We have four new great teas available! Jasmine Pearls, Wu Yi Yan Cha, 10 Year Old Tree TKY, and Ying De Red.
Real Jasmine Pearls. These are long buds and leaves that are scented with real jasmine flowers. Some green teas are perfumed with oil, others scented with natural or unnatural fragrances. In those cases, whether or not it's natural doesn't really matter. What matters is that it's all done just to cover up an inferior green tea that's otherwise not worthy of drinking. Not these pearls, they are curled into perfect spheres and have the sweetest, most natural jasmine taste that compliments the taste of the green tea they are made from. Put 3-4 in a cup and pour boiling water on them. Watch them sink to the bottom and sip off the top. As they sit, lower grade green teas go bitter or sour or get too strong. A good sign of an ultra high grade jasmine tea is that it does not go bitter. These leaves, when used in the right proportions (less is more!), will give a huge taste and never go bitter. If you'd like to steep them in a gaiwan I'd suggest using up to 8 pearls if you like your tea strong. In a gaiwan they can be steeped up to 4 times. These are a great value, because you use so few for a fantastic cup of tea!

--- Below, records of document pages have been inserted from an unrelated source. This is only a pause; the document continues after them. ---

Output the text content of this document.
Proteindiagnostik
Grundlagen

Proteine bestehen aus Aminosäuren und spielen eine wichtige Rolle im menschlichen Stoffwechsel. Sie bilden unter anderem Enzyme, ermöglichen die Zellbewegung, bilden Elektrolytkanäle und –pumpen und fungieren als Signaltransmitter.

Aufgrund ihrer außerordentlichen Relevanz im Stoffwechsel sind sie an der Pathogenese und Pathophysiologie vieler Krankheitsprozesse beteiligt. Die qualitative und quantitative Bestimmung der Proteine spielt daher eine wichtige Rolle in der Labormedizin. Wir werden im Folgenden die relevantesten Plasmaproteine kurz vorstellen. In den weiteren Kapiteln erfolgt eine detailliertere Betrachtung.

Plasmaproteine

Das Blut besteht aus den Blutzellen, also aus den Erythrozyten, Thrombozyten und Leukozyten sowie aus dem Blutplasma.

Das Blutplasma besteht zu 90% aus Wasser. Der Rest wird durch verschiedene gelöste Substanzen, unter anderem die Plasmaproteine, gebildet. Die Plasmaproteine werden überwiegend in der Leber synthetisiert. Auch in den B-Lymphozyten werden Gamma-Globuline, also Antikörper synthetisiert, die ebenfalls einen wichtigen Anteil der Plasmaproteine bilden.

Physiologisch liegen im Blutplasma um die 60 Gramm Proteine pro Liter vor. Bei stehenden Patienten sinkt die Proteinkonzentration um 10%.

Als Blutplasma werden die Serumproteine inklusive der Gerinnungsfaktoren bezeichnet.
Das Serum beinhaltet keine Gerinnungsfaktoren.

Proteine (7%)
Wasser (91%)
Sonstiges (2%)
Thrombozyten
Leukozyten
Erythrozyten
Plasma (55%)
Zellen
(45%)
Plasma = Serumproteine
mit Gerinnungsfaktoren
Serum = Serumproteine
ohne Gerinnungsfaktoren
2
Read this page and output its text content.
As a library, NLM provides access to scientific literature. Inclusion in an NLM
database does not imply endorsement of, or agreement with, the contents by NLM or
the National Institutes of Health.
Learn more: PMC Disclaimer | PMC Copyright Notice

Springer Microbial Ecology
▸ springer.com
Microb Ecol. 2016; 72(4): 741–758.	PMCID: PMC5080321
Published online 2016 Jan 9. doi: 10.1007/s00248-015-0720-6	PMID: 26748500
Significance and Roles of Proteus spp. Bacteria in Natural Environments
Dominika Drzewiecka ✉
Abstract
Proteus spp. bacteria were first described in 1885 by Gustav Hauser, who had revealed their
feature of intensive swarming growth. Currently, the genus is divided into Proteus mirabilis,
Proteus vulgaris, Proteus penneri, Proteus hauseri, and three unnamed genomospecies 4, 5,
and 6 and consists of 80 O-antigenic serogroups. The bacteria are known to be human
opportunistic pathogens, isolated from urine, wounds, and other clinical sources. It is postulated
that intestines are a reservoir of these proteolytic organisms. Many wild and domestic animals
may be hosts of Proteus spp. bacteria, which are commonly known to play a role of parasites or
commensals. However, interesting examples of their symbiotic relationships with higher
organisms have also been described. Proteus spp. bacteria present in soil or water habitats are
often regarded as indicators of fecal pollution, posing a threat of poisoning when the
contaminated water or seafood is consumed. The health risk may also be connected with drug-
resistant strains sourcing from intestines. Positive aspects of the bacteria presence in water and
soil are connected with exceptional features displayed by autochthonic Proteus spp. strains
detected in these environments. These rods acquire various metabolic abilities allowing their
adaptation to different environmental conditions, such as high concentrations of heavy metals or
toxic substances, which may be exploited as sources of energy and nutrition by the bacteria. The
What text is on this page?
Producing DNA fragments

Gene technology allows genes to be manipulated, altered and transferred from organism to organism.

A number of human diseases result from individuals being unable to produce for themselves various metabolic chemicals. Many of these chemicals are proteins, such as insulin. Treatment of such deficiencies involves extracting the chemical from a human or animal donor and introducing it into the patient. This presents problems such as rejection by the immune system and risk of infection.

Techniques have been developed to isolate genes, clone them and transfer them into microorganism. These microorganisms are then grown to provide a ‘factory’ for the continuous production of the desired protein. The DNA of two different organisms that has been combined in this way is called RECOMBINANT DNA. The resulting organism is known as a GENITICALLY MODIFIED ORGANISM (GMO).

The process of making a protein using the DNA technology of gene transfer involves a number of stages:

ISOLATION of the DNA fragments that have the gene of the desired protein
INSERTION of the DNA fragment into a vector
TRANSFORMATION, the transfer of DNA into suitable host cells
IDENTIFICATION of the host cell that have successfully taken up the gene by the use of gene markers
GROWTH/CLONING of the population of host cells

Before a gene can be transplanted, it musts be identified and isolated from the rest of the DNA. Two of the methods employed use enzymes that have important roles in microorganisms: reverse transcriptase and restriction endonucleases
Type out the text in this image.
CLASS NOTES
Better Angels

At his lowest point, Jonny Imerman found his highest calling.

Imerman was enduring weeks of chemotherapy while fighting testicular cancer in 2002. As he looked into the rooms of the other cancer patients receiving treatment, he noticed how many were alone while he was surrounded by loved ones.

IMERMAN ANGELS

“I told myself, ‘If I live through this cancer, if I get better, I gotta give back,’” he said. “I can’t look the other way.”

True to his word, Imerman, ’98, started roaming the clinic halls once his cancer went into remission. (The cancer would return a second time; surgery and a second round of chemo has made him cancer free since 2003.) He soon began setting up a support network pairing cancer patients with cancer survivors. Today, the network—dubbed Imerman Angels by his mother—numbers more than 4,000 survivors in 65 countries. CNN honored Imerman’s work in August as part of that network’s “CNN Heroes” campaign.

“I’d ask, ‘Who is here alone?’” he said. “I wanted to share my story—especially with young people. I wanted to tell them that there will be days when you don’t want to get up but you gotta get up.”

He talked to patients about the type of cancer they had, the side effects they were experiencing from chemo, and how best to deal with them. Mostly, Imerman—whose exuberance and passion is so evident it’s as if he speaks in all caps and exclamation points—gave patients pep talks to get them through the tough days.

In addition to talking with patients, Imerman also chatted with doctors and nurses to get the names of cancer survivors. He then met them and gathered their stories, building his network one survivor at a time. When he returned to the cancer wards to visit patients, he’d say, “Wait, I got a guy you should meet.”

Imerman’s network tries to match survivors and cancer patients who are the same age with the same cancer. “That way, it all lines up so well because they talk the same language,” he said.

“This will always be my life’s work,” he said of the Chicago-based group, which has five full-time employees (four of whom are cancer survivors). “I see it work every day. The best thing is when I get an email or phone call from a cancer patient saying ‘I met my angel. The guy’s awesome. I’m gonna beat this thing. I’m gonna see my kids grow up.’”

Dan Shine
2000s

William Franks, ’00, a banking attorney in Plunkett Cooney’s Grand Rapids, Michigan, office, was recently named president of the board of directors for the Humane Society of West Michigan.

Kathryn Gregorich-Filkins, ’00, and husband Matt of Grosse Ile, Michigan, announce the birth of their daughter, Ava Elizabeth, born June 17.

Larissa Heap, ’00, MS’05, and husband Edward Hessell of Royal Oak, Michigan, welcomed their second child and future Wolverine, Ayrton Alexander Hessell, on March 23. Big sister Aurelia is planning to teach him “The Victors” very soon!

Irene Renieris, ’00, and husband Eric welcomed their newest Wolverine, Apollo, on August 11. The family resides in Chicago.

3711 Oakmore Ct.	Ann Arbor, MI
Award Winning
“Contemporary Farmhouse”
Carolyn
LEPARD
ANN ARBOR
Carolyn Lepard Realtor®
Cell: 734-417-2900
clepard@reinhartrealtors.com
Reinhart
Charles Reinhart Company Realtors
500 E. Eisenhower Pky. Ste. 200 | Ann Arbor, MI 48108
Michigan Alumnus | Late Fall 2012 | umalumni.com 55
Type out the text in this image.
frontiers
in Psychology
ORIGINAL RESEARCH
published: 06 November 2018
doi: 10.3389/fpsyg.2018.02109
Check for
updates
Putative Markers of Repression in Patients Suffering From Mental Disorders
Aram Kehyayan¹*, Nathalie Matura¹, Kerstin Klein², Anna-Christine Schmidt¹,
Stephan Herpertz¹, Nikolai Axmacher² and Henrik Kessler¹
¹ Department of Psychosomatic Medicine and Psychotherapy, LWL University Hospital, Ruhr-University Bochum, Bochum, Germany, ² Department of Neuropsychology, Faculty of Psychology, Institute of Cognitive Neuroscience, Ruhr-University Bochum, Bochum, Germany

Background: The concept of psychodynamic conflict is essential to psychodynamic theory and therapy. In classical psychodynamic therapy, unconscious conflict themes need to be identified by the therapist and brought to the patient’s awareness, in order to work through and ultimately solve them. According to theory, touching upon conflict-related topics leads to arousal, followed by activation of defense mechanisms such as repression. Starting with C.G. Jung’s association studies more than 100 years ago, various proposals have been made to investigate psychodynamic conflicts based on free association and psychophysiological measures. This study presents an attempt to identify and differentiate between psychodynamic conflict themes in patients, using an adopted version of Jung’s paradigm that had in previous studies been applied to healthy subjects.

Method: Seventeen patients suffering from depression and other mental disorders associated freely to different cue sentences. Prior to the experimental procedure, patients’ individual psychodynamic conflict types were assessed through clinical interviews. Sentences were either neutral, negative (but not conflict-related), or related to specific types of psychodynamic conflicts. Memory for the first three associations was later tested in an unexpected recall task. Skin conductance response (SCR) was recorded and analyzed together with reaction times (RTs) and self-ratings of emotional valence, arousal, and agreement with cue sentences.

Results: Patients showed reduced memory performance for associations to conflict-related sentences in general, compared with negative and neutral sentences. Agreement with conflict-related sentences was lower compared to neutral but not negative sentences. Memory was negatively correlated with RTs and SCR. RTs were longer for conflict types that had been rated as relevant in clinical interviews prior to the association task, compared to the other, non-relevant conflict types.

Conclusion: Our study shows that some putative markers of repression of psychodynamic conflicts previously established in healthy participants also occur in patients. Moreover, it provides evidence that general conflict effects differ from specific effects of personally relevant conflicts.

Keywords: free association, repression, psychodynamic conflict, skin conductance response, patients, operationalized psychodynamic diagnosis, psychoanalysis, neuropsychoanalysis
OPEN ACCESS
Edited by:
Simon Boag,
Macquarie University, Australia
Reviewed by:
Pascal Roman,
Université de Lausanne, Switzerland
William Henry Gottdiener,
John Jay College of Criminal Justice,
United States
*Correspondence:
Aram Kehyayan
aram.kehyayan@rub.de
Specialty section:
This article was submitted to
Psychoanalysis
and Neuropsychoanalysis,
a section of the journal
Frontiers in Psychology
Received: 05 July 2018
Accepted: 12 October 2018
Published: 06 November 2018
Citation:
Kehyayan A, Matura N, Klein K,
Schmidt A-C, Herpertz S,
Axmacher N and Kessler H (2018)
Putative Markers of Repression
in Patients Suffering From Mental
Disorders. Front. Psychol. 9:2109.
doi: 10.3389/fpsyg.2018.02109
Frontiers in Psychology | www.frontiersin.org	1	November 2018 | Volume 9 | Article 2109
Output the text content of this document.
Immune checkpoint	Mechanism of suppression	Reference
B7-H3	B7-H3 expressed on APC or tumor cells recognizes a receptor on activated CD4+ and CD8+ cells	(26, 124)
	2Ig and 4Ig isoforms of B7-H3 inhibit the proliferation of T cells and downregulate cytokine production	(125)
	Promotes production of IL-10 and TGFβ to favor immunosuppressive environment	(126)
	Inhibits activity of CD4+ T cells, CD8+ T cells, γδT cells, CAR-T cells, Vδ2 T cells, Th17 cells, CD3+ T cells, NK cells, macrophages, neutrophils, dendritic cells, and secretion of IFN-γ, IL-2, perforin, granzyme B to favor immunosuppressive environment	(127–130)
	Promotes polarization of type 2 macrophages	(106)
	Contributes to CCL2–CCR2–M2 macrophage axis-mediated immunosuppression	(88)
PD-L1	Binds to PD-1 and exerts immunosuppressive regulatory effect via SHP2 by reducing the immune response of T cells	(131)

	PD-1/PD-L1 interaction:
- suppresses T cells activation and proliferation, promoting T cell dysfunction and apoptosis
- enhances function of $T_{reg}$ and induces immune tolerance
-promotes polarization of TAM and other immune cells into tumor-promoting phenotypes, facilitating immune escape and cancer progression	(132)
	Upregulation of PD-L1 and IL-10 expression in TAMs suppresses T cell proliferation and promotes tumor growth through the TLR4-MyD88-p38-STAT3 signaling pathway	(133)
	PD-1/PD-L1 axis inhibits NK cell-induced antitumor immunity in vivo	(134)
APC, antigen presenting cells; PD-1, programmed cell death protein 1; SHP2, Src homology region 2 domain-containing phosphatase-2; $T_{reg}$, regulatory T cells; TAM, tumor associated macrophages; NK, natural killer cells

We also have a new Wu Yi tea in, a spring-fall sort of tea. Picked in the spring, this tea was not finished being processed until the fall. This means a fresh roasted taste to the tea will give it plenty of juicy plum notes and a hint of cinnamon at the finish. It is said that in the best most "classic" tasting Wu Yi teas, which can give up to 20 steepings, that in the last 5 steepings, rock teas give off an orchid flower note that only presents itself only at this time. Today after 10 -12 steepings, most rock teas just peter out and go watery. We chose this Wu Yi tea because it has that orchid flower note at the end. This is a great rock tea to teach yourself about Wu Yi teas. When you brew this tea be very selective about your water source and it's mineral content as that will have a dramatic effect on this tea.
Our newest "old" addition to our Ti Kuan Yin family is our 10 year-old TKY. There are a few things that make this a spectacular tea. Most oolong tea bushes today have shorter lives than they used to. To find 10 year old trees, and in addition, to have so many leaves hand picked from that bush are a terrific find. In addition to starting with a good tea, having an expert hand to process it brings out the best flavors. A longer oxidation time gives the tea a "Sook Heung" toasty, roasted, grainy, bready taste.
We also have our best selling Ying De red tea back. You'll remember this is the hybrid plant bred from Yunnan big leaf and Feng Huang Dan Chong. This is an ultra high grade of "Hong Cha" red tea. With huge leaves and buds, this tea has a deep red color, a bittersweet cocoa note. On days when the wind is howling and the rain is coming down in sheets, it is an excellent paring with milk for an authentic Chinese style milk tea to keep you warm.